De fato, Maria pôs-se a soluçar, quebrando aquela segurança emotiva que vinha demonstrando. A custo, retomou o uso da palavra:
— Há um problema muito sério que precisamos resolver junto aos médicos. Eles não querem reconhecer essa doença como parte do contrato do plano de saúde. Querem que o tratamento seja todo pago por fora. É caríssimo. Gostaria de não ter essa despesa, mas não estou em condições de brigar. Queria que me aconselhassem.
Leonel estava apto a colocar um ponto-final na questão:
— A lei estabelece para os planos universais que todas as moléstias, inclusive a AIDS maldita, estejam cobertas. Se os doutores julgarem que os escândalos atemorizam os doentes, podem ser surpreendidos por ação judicial em todas as instâncias. Basta contratar bons advogados. Só existe o risco de os meios de comunicação (jornais, televisão) descobrirem e colocarem a família na boca do povo. Aí, os preconceitos irão aborrecer-nos. Já vi coisas muito ruins, nesse campo.
— É verdade — acrescentou Fernando. — É preciso pensar muito. Agir com prudência. As pessoas são implacáveis, quando sentem que os outros estão inferiorizados. Principalmente quando se trata de gente abonada.
— Temo pelos meus filhos. Acho que deveríamos consultá-los sobre o que viermos a fazer. O que os coitados estão sofrendo! A vida toda eles dormiram em berço esplêndido. De repente, o mundo desaba sobre suas frágeis cabeças...
A lembrança dos rapazes comoveu a assembléia.

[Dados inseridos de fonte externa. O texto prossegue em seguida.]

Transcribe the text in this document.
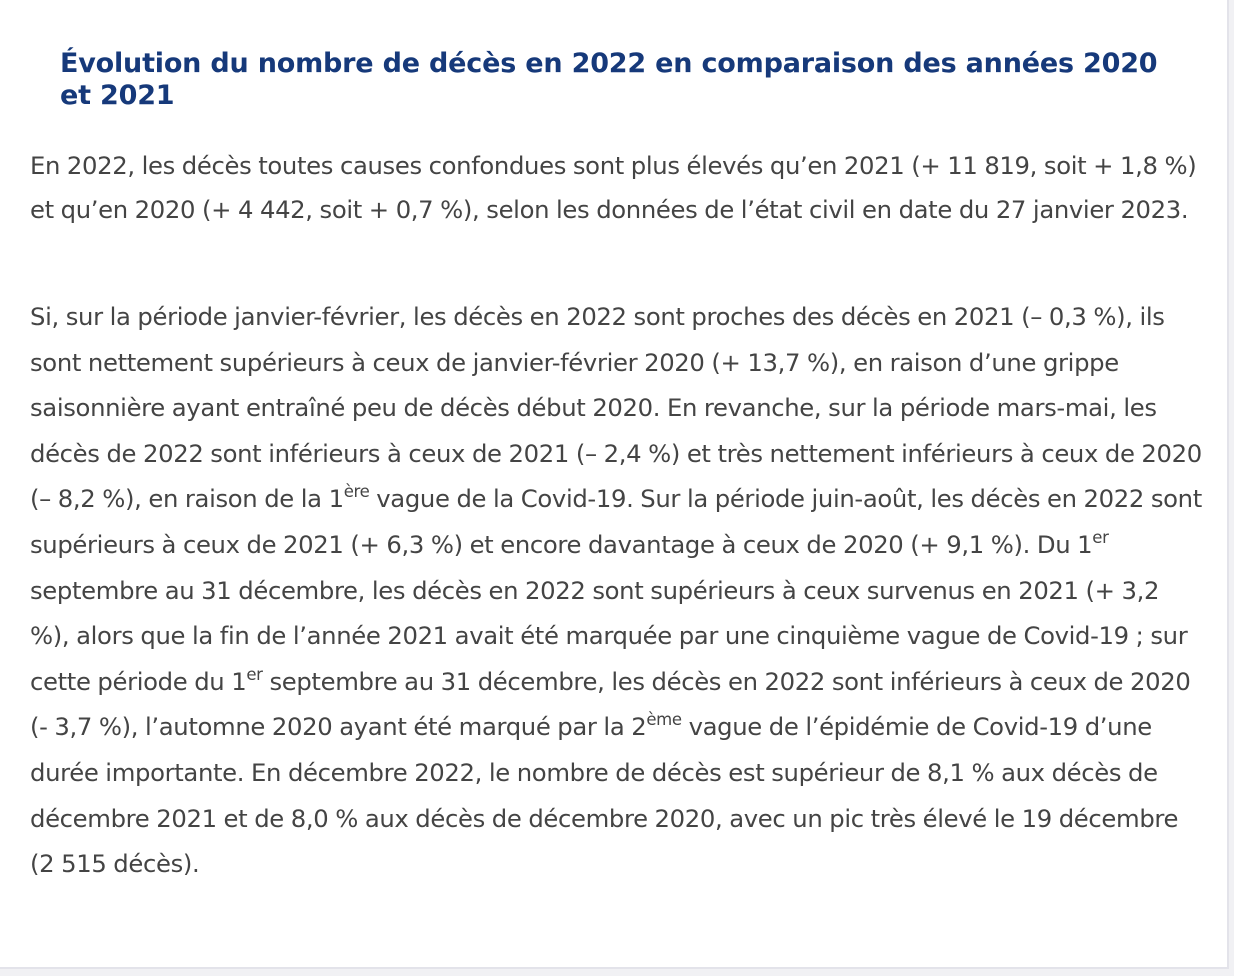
Évolution du nombre de décès en 2022 en comparaison des années 2020 et 2021

En 2022, les décès toutes causes confondues sont plus élevés qu’en 2021 (+ 11 819, soit + 1,8 %) et qu’en 2020 (+ 4 442, soit + 0,7 %), selon les données de l’état civil en date du 27 janvier 2023.

Si, sur la période janvier-février, les décès en 2022 sont proches des décès en 2021 (– 0,3 %), ils sont nettement supérieurs à ceux de janvier-février 2020 (+ 13,7 %), en raison d’une grippe saisonnière ayant entraîné peu de décès début 2020. En revanche, sur la période mars-mai, les décès de 2022 sont inférieurs à ceux de 2021 (– 2,4 %) et très nettement inférieurs à ceux de 2020 (– 8,2 %), en raison de la 1ère vague de la Covid-19. Sur la période juin-août, les décès en 2022 sont supérieurs à ceux de 2021 (+ 6,3 %) et encore davantage à ceux de 2020 (+ 9,1 %). Du 1er septembre au 31 décembre, les décès en 2022 sont supérieurs à ceux survenus en 2021 (+ 3,2 %), alors que la fin de l’année 2021 avait été marquée par une cinquième vague de Covid-19 ; sur cette période du 1er septembre au 31 décembre, les décès en 2022 sont inférieurs à ceux de 2020 (- 3,7 %), l’automne 2020 ayant été marqué par la 2ème vague de l’épidémie de Covid-19 d’une durée importante. En décembre 2022, le nombre de décès est supérieur de 8,1 % aux décès de décembre 2021 et de 8,0 % aux décès de décembre 2020, avec un pic très élevé le 19 décembre (2 515 décès).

Pesado silêncio se fez no ambiente, entrecortado apenas pelos angustiosos soluços.
— Enfim, é preciso lutar.
Maria retomava a ascendência sobre o ânimo de todos. Sentia que o clima emocional dependia exclusivamente de sua atitude. Ultimamente, resolvera assumir o controle das firmas. Estava decidida a enfrentar todos os desafios.
— Dê no que der. Vamos ver até onde os donos da empresa médica desejam enfrentar batalha judicial que pode jogar a opinião pública contra eles.
Fernando se prontificou a encontrar o melhor advogado no setor. Não antes de Maria definir o que seria feito, na unanimidade das disposições familiares.
Neste momento, Dona Isaura instou para que o marido fosse ouvido:
— Seu pai tem muito bom senso. Ele saberá recomendar a melhor decisão.
A velha estava acabada. Tinha acompanhado a filha ao consultório e sofrera lá o embate da notícia. As palavras para o amenizar das conseqüências imediatas da doença não a convenceram. Era muito experiente para saber quando se colocam panos quentes. E tinha visto muitos partirem cedo, como aquele genro, que desgraçara o lar.
— Se me permitirem, vou recolher-me ao quarto. Quero fazer companhia ao velho, que está um trapinho. Nunca vi tal fortaleza tão abalada. Com licença.
Ao sair, deixava na sala os que poderiam tomar atitudes. Levava consigo o inexorável, o irremediável, o imponderável das resoluções divinas.
Maria, como que contagiada pela dor do pai, começou a soluçar. Rute a acarinhava, quando recebeu forte repelão da irmã:
— Desgraçada que sou!
Todos acorreram. Que crise seria aquela? Que recaída moral? Rute saiu em busca de água com açúcar. Dolores acercou-se, mas não pôde tocar na amiga. Estendera o braço e escondera o rosto. Afastava qualquer auxílio. Recusou a água. Não queria a piedade de ninguém. Com extremo esforço, fez a revelação decisiva:
— Precisamos avisar Timóteo. Ele pode estar infectado.
Agora não mais podia voltar atrás. Deixou-se envolver pelos braços protetores da irmã. Dolores estava lívida. Fernando não atinara direito com a extensão do problema. Leonel permanecia perplexo.
— Que Deus nos proteja a todos! — Era Dona Isaura, que entrava, trazendo o marido pela mão.
Fernando compreendera que, sem o auxílio dos amigos da espiritualidade, algo poderia acontecer de muito ruim naquele lar esfacelado. E passou a orar em silêncio, pela misericórdia do Senhor.